Intel® Optimizations for TensorFlow 2.8.0
This release of Intel® Optimized TensorFlow is based on the TensorFlow v2.8.0 tag and is built with support for oneDNN (oneAPI Deep Neural Network Library). For features and fixes that were introduced in TensorFlow 2.8.0, please see the TensorFlow 2.8.0 release notes also. This build was built from v2.8.0.
This release note covers both Intel® Optimizations for TensorFlow* and official TensorFlow v2.8.0 with oneDNN enabled (via setting the environment variable TF_ENABLE_ONEDNN_OPTS to 1).
Major features
• Please see the TensorFlow 2.8.0 release notes
• Performance improvements for Bfloat16 models with AMX optimizations.

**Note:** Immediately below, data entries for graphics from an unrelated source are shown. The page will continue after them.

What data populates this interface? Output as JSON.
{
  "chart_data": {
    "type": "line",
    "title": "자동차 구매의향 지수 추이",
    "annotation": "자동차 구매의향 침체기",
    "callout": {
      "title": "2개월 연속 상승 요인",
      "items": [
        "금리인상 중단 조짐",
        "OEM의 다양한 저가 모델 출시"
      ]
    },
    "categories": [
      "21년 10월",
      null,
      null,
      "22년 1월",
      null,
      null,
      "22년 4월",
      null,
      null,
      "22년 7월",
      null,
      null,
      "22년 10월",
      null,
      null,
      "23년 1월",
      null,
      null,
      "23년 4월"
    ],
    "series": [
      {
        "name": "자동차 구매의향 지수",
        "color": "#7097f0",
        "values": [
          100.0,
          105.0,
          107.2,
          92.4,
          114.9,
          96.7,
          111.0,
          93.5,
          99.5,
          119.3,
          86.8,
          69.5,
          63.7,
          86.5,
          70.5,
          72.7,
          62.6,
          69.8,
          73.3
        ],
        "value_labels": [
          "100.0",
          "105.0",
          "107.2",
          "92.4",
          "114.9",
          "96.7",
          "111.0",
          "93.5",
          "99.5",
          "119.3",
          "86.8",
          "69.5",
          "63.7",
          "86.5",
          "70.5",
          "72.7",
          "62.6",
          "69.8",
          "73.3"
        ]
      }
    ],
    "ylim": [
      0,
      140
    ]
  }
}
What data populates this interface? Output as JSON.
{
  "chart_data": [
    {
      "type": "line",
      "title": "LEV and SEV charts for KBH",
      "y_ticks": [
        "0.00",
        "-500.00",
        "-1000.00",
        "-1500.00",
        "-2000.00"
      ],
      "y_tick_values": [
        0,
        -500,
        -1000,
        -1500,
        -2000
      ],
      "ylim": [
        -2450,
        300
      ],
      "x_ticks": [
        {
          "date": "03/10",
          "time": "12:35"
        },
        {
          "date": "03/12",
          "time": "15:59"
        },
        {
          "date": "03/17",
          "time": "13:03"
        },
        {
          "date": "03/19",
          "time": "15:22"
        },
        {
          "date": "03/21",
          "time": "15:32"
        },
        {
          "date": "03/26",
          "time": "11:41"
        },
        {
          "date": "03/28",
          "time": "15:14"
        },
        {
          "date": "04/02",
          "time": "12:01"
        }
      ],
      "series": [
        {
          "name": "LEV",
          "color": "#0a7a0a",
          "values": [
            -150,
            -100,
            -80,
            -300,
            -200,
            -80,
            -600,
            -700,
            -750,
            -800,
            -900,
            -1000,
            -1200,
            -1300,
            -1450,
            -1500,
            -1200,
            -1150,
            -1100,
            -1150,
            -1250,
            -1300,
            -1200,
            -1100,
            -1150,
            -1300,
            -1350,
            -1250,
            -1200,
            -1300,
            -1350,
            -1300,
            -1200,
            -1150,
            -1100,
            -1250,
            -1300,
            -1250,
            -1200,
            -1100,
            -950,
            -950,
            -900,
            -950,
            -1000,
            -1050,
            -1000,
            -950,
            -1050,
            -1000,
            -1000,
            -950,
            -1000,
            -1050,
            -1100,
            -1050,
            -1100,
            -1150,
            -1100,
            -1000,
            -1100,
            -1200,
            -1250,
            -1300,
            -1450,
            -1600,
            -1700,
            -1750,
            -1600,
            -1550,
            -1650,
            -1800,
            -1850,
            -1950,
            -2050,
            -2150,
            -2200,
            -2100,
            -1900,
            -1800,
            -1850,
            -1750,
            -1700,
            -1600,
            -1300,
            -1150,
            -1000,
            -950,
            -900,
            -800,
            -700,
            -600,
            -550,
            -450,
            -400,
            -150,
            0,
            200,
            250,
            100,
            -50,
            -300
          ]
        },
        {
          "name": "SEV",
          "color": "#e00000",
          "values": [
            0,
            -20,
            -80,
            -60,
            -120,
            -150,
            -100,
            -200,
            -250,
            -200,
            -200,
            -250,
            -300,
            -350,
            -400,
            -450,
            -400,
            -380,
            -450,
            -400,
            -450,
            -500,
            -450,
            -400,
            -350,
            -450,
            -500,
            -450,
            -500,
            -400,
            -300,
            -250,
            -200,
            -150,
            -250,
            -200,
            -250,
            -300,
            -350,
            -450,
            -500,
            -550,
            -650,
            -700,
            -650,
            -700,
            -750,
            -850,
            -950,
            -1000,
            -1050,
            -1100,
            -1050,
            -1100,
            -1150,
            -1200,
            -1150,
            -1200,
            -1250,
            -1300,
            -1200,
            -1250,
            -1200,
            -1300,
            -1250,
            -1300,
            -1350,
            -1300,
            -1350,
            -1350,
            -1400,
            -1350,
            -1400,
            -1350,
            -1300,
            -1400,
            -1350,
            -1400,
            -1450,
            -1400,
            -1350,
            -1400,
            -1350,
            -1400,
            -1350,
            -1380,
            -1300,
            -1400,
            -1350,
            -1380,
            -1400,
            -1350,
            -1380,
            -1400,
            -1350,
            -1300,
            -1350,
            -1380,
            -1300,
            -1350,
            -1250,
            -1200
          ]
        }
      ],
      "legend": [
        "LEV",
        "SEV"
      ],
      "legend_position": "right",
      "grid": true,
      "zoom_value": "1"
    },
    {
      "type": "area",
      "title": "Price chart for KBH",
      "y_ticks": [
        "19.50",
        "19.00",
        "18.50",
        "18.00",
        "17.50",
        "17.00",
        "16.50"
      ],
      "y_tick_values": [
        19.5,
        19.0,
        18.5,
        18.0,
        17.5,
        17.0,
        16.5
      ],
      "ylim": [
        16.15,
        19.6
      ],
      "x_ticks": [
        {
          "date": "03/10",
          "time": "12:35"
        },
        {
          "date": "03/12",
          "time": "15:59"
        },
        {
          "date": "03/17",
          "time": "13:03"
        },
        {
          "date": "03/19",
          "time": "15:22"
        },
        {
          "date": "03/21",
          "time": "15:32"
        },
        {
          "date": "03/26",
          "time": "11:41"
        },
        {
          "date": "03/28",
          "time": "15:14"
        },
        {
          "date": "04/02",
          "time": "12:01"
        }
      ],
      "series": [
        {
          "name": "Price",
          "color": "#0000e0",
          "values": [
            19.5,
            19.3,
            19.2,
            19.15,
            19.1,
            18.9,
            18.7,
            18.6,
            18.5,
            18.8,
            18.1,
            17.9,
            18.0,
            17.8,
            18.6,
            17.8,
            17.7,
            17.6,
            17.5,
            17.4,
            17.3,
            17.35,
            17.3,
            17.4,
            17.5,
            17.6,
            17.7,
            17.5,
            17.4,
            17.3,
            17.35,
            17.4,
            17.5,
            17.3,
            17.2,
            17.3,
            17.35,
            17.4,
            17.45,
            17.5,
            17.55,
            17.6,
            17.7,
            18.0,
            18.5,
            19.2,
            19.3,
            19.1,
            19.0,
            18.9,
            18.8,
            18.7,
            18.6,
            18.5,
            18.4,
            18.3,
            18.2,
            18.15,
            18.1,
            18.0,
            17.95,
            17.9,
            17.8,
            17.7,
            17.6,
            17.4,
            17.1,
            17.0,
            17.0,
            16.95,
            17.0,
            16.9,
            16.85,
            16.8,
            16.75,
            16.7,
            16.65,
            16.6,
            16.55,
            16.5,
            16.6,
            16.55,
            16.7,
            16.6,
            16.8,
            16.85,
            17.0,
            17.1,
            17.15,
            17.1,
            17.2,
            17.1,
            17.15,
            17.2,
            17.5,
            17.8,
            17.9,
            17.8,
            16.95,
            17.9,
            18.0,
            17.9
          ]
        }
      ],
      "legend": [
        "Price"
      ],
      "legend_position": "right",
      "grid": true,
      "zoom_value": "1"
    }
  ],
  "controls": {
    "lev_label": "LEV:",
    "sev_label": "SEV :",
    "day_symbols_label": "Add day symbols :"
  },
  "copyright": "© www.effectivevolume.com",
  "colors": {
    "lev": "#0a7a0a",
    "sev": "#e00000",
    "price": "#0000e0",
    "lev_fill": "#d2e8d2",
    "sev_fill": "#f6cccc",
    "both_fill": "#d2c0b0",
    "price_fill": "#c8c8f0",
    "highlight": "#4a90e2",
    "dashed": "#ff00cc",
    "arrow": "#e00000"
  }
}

• Enabled support for 12th Gen Intel(R) Core (TM) (code named Alder Lake) platform.
• No longer supports oneDNN block format, i.e., setting TF_ENABLE_MKL_NATIVE_FORMAT=0 will not enable blocked format.
• To enable AMX optimization, you no longer need DNNL_MAX_CPU_ISA = AVX512_CORE_AMX.
• Supported platforms: Linux, Windows 10, and Windows 11.
Improvements
• Updated oneDNN to version 2.5.1
• oneDNN namespace changed from “mkldnn” to “dnnl” and cleaned up source code to remove unnecessary header files, dangling methods and/or data members which were part of older MKL-DNN support
• Improved _FusedMatMul operation, which enhances the performance of models like BERT
• Added LayerNormalization ops fusion and BatchMatMul – Mul – AddV2 fusion to improve performance of Transformer based language models
• Improved performance of EfficentNet and EfficientDet models with addition of swish (Sigmoid – Mul) fusion
• Removed unnecessary transpose elimination to enhance performance for 3DUnet model
Bug fixes
• Issues resolved in TensorFlow 2.8
• oneDNN resolved issues. 2.5.1 resolved issues
• Fixed undefined behavior for cases when different number of threads used at primitive creation and execution
• Static scan analysis findings are all fixed.
• Fixed a bug with _FusedConv3D op registration
• Fixed run_eager_op_as_function_test and nn_fused_batchnorm_deterministic test failures
• Transformer-LT performance degradation is fixed
• Wide-and-deep INT8 performance degradation is fixed.
Versions and components
• Intel optimized TensorFlow based on TensorFlow v2.8.0: https://github.com/Intel-tensorflow/tensorflow/tree/v2.8.0
• TensorFlow v2.8.0: https://github.com/tensorflow/tensorflow/tree/v2.8.0
• oneDNN: https://github.com/oneapi-src/oneDNN/releases/tag/v2.5.1
• Model Zoo: https://github.com/IntelAI/models
Known issues
• Open issues: open issues for oneDNN optimizations
• Bfloat16 is not guaranteed to work on AVX or AVX2
• Mkl_fused_op_test unit test fails, will be fixed in next release.
• In Windows OS, to use oneDNN enabled TensorFlow, users need to run “set TF_ENABLE_ONEDNN_OPTS=1”. Also, if the PC has hyperthreading enabled, users need to bind the ML application to one logical core per CPU in order to get the best runtime performance.